I have started to make things out of this remarkable slab of old growth redwood.










The slab came from a tree that was cut down a century ago. 50 years after the tree was felled the stump was harvested. 60 years after that the slab made it's way to me. That means this wood has had decades to air dry and let me tell you it is dry!!!

I am getting ready to stat to build things from this wood but before I build anything big I want to settle on a good finish. The characteristics of this wood are unlike anything I have ever dealt with before so I need to perform a few experiments on it before I make something cool. So far I have tried two types of finishes but think I can find a better choice.

I've tried using Tung Oil and like the gloss it provides:










I've also used Tried and True, a polymerized linseed oil and beeswax mixture. I like the way it makes the grain look but I don't feel as though it is as vibrant as the Tung Oil. Oh… I call the Heart "Broken Heart" because of the crack that was in the piece of wood I chose for my inlay.










Here is a side by side comparison with the Tried and true finish at the top.










A couple of notes about this wood. It is very brittle and extremely dry. When I apply the finish the wood just drinks up the oil.

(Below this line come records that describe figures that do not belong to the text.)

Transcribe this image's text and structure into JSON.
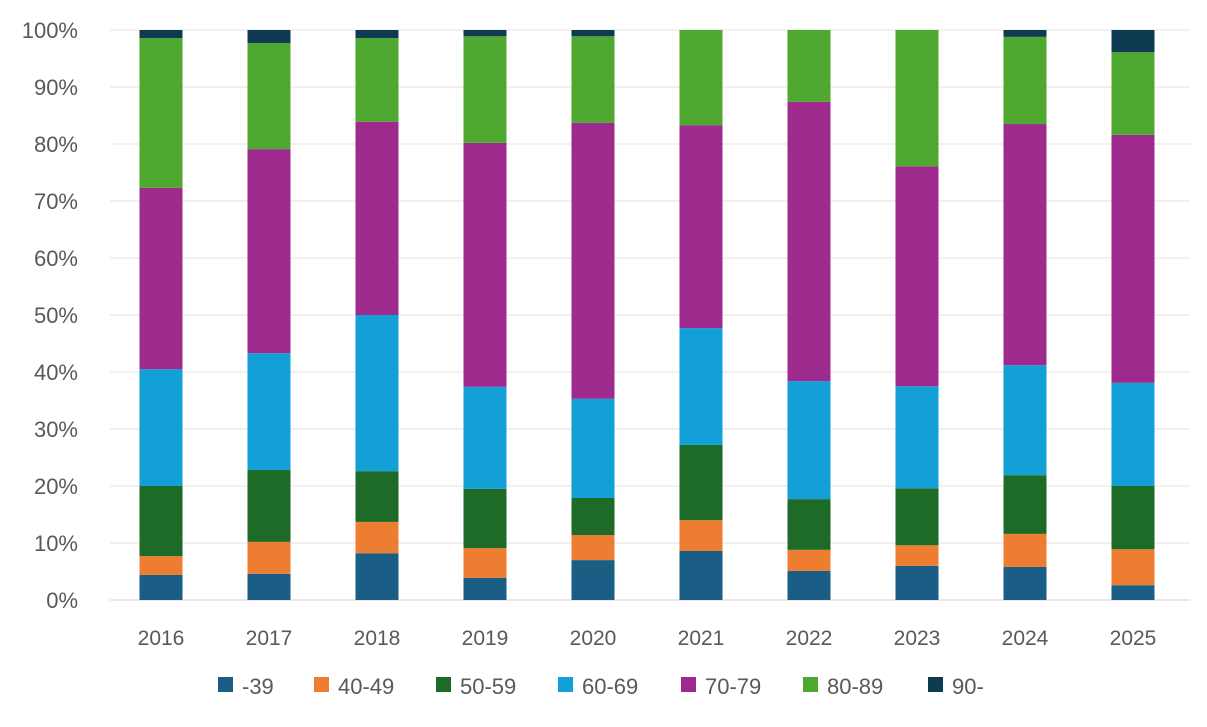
{
  "chart_data": {
    "type": "bar",
    "stacked": true,
    "percent": true,
    "title": "",
    "xlabel": "",
    "ylabel": "",
    "ylim": [
      0,
      100
    ],
    "yticks": [
      "0%",
      "10%",
      "20%",
      "30%",
      "40%",
      "50%",
      "60%",
      "70%",
      "80%",
      "90%",
      "100%"
    ],
    "grid": true,
    "legend_position": "bottom",
    "categories": [
      "2016",
      "2017",
      "2018",
      "2019",
      "2020",
      "2021",
      "2022",
      "2023",
      "2024",
      "2025"
    ],
    "series": [
      {
        "name": "-39",
        "color": "#1a5e85",
        "values": [
          4.4,
          4.6,
          8.2,
          3.9,
          7.0,
          8.6,
          5.1,
          6.0,
          5.8,
          2.6
        ]
      },
      {
        "name": "40-49",
        "color": "#ed7d31",
        "values": [
          3.3,
          5.6,
          5.5,
          5.2,
          4.4,
          5.4,
          3.7,
          3.6,
          5.8,
          6.3
        ]
      },
      {
        "name": "50-59",
        "color": "#1d6b26",
        "values": [
          12.3,
          12.6,
          8.9,
          10.4,
          6.5,
          13.2,
          8.9,
          10.0,
          10.3,
          11.1
        ]
      },
      {
        "name": "60-69",
        "color": "#12a0d7",
        "values": [
          20.5,
          20.5,
          27.4,
          17.9,
          17.4,
          20.5,
          20.7,
          17.9,
          19.3,
          18.1
        ]
      },
      {
        "name": "70-79",
        "color": "#9e2a8e",
        "values": [
          31.8,
          35.8,
          33.9,
          42.8,
          48.4,
          35.6,
          49.0,
          38.6,
          42.3,
          43.5
        ]
      },
      {
        "name": "80-89",
        "color": "#4ea72e",
        "values": [
          26.3,
          18.6,
          14.7,
          18.7,
          15.2,
          16.7,
          12.6,
          23.9,
          15.3,
          14.5
        ]
      },
      {
        "name": "90-",
        "color": "#0e3a52",
        "values": [
          1.4,
          2.3,
          1.4,
          1.1,
          1.1,
          0,
          0,
          0,
          1.2,
          3.9
        ]
      }
    ]
  }
}
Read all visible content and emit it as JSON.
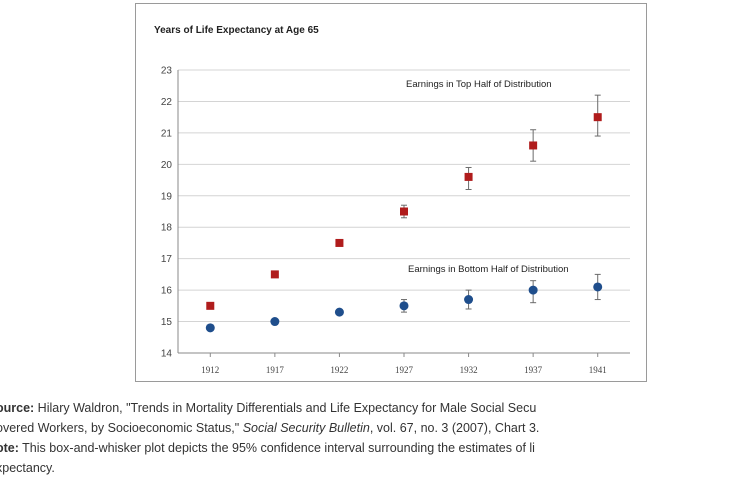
{
  "chart_data": {
    "type": "scatter",
    "ylabel": "Years of Life Expectancy at Age 65",
    "ylim": [
      14,
      23
    ],
    "yticks": [
      14,
      15,
      16,
      17,
      18,
      19,
      20,
      21,
      22,
      23
    ],
    "categories": [
      "1912",
      "1917",
      "1922",
      "1927",
      "1932",
      "1937",
      "1941"
    ],
    "grid": true,
    "series": [
      {
        "name": "Earnings in Top Half of Distribution",
        "marker": "square",
        "color": "#b01c1c",
        "values": [
          15.5,
          16.5,
          17.5,
          18.5,
          19.6,
          20.6,
          21.5
        ],
        "ci_low": [
          15.5,
          16.5,
          17.5,
          18.3,
          19.2,
          20.1,
          20.9
        ],
        "ci_high": [
          15.5,
          16.5,
          17.5,
          18.7,
          19.9,
          21.1,
          22.2
        ]
      },
      {
        "name": "Earnings in Bottom Half of Distribution",
        "marker": "circle",
        "color": "#1f4e8c",
        "values": [
          14.8,
          15.0,
          15.3,
          15.5,
          15.7,
          16.0,
          16.1
        ],
        "ci_low": [
          14.8,
          15.0,
          15.3,
          15.3,
          15.4,
          15.6,
          15.7
        ],
        "ci_high": [
          14.8,
          15.0,
          15.3,
          15.7,
          16.0,
          16.3,
          16.5
        ]
      }
    ]
  },
  "caption": {
    "source_lead": "ource:",
    "source_text": " Hilary Waldron, \"Trends in Mortality Differentials and Life Expectancy for Male Social Secu",
    "source_line2_a": "overed Workers, by Socioeconomic Status,\" ",
    "source_journal": "Social Security Bulletin",
    "source_line2_b": ", vol. 67, no. 3 (2007), Chart 3.",
    "note_lead": "ote:",
    "note_text": " This box-and-whisker plot depicts the 95% confidence interval surrounding the estimates of li",
    "note_line2": "xpectancy."
  }
}
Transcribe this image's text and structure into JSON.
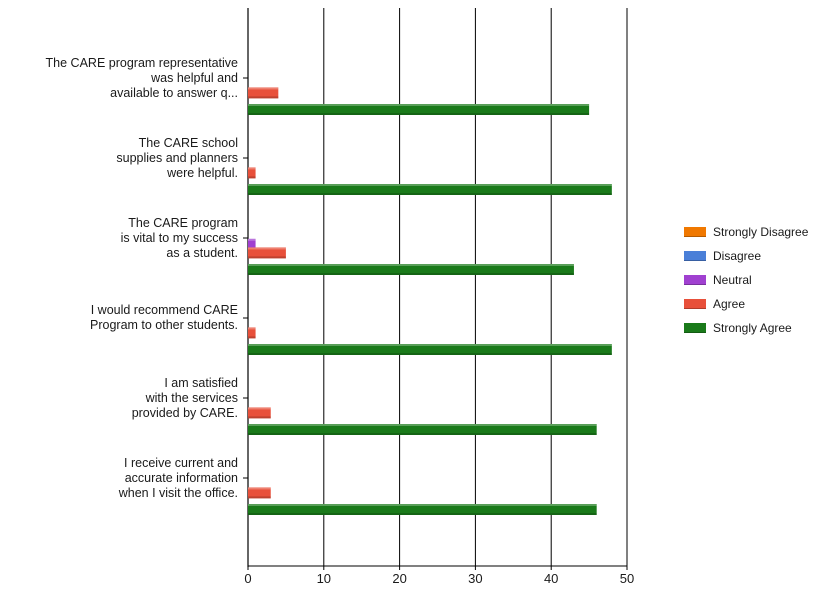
{
  "chart_data": {
    "type": "bar",
    "orientation": "horizontal",
    "title": "",
    "xlabel": "",
    "ylabel": "",
    "xlim": [
      0,
      50
    ],
    "x_ticks": [
      "0",
      "10",
      "20",
      "30",
      "40",
      "50"
    ],
    "grid": true,
    "legend_position": "right",
    "categories": [
      [
        "The CARE program representative",
        "was helpful and",
        "available to answer q..."
      ],
      [
        "The CARE school",
        "supplies and planners",
        "were helpful."
      ],
      [
        "The CARE program",
        "is vital to my success",
        "as a student."
      ],
      [
        "I would recommend CARE",
        "Program to other students."
      ],
      [
        "I am satisfied",
        "with the services",
        "provided by CARE."
      ],
      [
        "I receive current and",
        "accurate information",
        "when I visit the office."
      ]
    ],
    "series": [
      {
        "name": "Strongly Disagree",
        "color": "#f07800",
        "values": [
          0,
          0,
          0,
          0,
          0,
          0
        ]
      },
      {
        "name": "Disagree",
        "color": "#4a7fd8",
        "values": [
          0,
          0,
          0,
          0,
          0,
          0
        ]
      },
      {
        "name": "Neutral",
        "color": "#a040d0",
        "values": [
          0,
          0,
          1,
          0,
          0,
          0
        ]
      },
      {
        "name": "Agree",
        "color": "#e8503a",
        "values": [
          4,
          1,
          5,
          1,
          3,
          3
        ]
      },
      {
        "name": "Strongly Agree",
        "color": "#1a7a1a",
        "values": [
          45,
          48,
          43,
          48,
          46,
          46
        ]
      }
    ]
  }
}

My question is what type of finish would you recommend be placed on a wood this dry, rare, and beautiful? I am going to continue to build these trinkety types of things till I find a finish I love!!! So give me your choice and I'll look into it. Thanks for the help guys!!!

Kurtis ~|


----------



## FaTToaD (Oct 19, 2009)

Wow, that's a beautiful slab of redwood! I use to use a lot of redwood and I always like BLO followed by some sort of oil-varnish blend. The redwood always really sucked up the BLO and the oil/varnish blend. Took a lot of coats but the wood felt much more "solid" afterwards.


----------



## ClintSearl (Dec 8, 2011)

Solvent lacquer or a clear waterborne. Take a look at the redwood coffee table I finished with lacquer in my *PROJECTS* tab.


----------



## gfadvm (Jan 13, 2011)

I have used shellac on my really dry salvaged old growth redwood projects and have been very pleased with the results.


----------



## KomputerMan (Apr 26, 2013)

Thanks for the tips guys. I'll try all 3. Clint… Loved your work!!!


----------



## dbray45 (Oct 19, 2010)

I would give it a wash coat of tung oil finish (50/50 tung oil and diluted oil based poly) then oil based poly.


----------